Retour sur un sujet polémique : le dépistage du cancer du sein. En mars dernier, le Dr Manuel
Rodrigues (Institut Curie, Paris) soulignait dans le blog qu’il tient sur Medscape France que « le
dépistage tel qu’organisé en France, basé sur une mammographie tous les deux ans entre 50 et 74 ans,
permet de réduire la mortalité spécifiquement liée au cancer du sein de 15 à 30% selon les études, soit
150 à 300 décès évités pour 100 000 femmes réalisant le dépistage ». Le motif de cette intervention
était la publication d’une médiocre étude dans le British Medical Journal, qui, à partir de données
remontant aux années 80, concluait à l’absence de bénéfice de la mammographie par rapport à la
simple palpation [1]. Face à quoi le Dr Rodrigues défendait le dépistage comme « une avancée majeure
». « Revenir en arrière serait un énorme échec ».
Pr Eric Topol
A quelques semaines d’intervalle, autre son de cloche dans Medscape International, où le rédacteur en
chef, Pr Eric Topol (Scripps University, La Jolla Etats-Unis), personnalité médicale influente aux EtatsUnis, signe un éditorial très remonté contre la mammographie de routine. En fait, les deux discours ne
sont pas si opposés qu’ils le paraissent. Ainsi, de part et d’autre on situe la tranche d’âge pertinente
entre 50-74 ans, même si l’on n’apprécie clairement pas de la même manière la validation de la
mammographie tous les deux ans. La différence principale tient toutefois à ce que le Dr Rodrigues
défend la mammographie de routine contre la seule palpation, quand Eric Topol souhaite lui voir céder
le pas à un dépistage plus ciblé, sur des critères génétiques. Il est intéressant d’apprécier les nuances.

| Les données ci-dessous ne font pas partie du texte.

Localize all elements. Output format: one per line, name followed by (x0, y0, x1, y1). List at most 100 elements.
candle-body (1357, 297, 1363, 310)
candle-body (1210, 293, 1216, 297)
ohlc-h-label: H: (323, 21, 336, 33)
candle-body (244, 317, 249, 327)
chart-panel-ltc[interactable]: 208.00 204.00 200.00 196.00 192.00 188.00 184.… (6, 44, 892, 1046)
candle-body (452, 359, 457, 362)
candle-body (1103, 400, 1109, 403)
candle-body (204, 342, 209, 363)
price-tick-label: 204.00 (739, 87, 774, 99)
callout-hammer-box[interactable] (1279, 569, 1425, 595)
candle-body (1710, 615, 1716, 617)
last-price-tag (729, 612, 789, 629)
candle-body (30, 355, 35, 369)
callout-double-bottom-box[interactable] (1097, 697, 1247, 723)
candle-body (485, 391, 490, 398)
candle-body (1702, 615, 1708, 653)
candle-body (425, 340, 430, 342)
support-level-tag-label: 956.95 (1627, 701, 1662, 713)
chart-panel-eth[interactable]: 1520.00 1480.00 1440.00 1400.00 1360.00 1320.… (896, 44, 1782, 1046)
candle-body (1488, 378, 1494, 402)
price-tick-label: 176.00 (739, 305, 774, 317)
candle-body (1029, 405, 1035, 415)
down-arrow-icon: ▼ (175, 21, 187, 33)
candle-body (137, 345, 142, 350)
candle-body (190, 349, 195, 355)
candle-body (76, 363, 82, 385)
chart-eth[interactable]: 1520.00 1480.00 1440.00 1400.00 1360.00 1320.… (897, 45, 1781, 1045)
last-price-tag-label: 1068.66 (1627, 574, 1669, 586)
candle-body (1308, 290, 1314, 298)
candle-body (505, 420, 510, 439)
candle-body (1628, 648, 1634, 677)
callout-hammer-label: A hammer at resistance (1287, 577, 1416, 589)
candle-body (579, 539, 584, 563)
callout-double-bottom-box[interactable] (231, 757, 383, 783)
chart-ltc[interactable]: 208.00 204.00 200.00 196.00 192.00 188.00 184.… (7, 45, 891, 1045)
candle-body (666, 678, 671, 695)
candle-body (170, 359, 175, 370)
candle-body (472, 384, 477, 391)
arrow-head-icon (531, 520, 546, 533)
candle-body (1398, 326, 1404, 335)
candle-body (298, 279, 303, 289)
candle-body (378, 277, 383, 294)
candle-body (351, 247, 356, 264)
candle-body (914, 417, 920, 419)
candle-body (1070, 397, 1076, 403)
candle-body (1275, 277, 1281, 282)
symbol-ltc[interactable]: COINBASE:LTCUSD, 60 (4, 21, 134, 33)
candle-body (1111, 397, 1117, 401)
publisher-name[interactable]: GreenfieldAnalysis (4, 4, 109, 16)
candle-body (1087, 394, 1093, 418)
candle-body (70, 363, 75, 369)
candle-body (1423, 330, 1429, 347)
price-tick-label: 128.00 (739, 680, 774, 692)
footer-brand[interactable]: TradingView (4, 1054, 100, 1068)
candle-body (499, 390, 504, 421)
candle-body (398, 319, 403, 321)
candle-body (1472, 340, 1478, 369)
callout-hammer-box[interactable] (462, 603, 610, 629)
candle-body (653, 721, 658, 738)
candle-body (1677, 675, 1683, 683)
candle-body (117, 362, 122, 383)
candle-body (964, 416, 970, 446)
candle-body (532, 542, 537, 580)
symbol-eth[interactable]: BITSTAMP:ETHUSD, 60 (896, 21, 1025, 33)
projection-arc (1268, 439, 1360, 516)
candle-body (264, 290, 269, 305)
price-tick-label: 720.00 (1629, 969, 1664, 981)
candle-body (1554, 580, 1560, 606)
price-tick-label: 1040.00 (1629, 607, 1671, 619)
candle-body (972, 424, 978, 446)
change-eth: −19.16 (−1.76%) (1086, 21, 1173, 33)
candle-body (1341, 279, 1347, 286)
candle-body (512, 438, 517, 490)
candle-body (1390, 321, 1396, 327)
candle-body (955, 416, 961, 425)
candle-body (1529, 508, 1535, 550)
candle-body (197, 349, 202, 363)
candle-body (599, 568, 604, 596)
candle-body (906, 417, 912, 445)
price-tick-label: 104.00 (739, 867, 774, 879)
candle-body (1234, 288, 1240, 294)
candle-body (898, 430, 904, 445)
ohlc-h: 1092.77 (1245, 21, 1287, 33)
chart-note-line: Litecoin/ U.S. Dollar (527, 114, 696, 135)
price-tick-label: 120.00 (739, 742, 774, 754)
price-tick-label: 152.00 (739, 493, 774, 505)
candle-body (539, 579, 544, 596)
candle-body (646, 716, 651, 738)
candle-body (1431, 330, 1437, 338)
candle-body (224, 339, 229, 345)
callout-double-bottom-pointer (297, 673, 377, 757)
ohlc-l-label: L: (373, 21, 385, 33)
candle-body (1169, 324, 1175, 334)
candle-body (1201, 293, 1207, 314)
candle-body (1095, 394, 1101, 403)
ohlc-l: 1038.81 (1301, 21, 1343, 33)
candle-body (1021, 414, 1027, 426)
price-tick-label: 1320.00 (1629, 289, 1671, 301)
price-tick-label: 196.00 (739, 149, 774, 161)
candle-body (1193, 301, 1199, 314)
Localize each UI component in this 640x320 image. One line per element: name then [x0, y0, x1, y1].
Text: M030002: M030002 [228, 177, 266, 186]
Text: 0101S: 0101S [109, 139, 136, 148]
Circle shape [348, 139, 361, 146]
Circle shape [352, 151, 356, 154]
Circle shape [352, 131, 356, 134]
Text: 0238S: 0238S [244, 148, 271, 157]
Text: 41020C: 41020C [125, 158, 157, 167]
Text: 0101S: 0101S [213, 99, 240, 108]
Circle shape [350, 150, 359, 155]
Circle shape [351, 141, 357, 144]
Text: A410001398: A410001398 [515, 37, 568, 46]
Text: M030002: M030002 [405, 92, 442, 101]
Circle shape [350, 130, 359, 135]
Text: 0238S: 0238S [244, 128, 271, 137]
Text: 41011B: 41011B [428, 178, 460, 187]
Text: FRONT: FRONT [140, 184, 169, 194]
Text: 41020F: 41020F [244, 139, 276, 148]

[L’opinion qui suit a été publiée le 6 mai 2015 par Medscape International et signée par Eric J. Topol,
MD - Traduction : Vincent Bargoin]
La mammographie, recette perdante
« La communauté médicale s’enorgueillit de justifier ses décisions importantes par des preuves. Mais
lorsque ces preuves sont contraires à une pratique ancrée, la situation se complique. Tel est le cas des
recommandations sur la mammographie. Toutes les données disponibles aujourd’hui, convergent vers
un risque des mammographies de routine, significativement supérieur à leur bénéfice. S’il s’agissait d’un
médicament, en aucun cas la FDA ne l’approuverait. L’an dernier, le Swiss Medical Board [Association
indépendante qui «analyse et évalue les processus diagnostiques et les interventions thérapeutiques du
point de vue de la médecine, de l'économie, de l'éthique et du droit » - NDLR], après avoir examiné
toutes les données, a recommandé d’abolir la mammographie [2].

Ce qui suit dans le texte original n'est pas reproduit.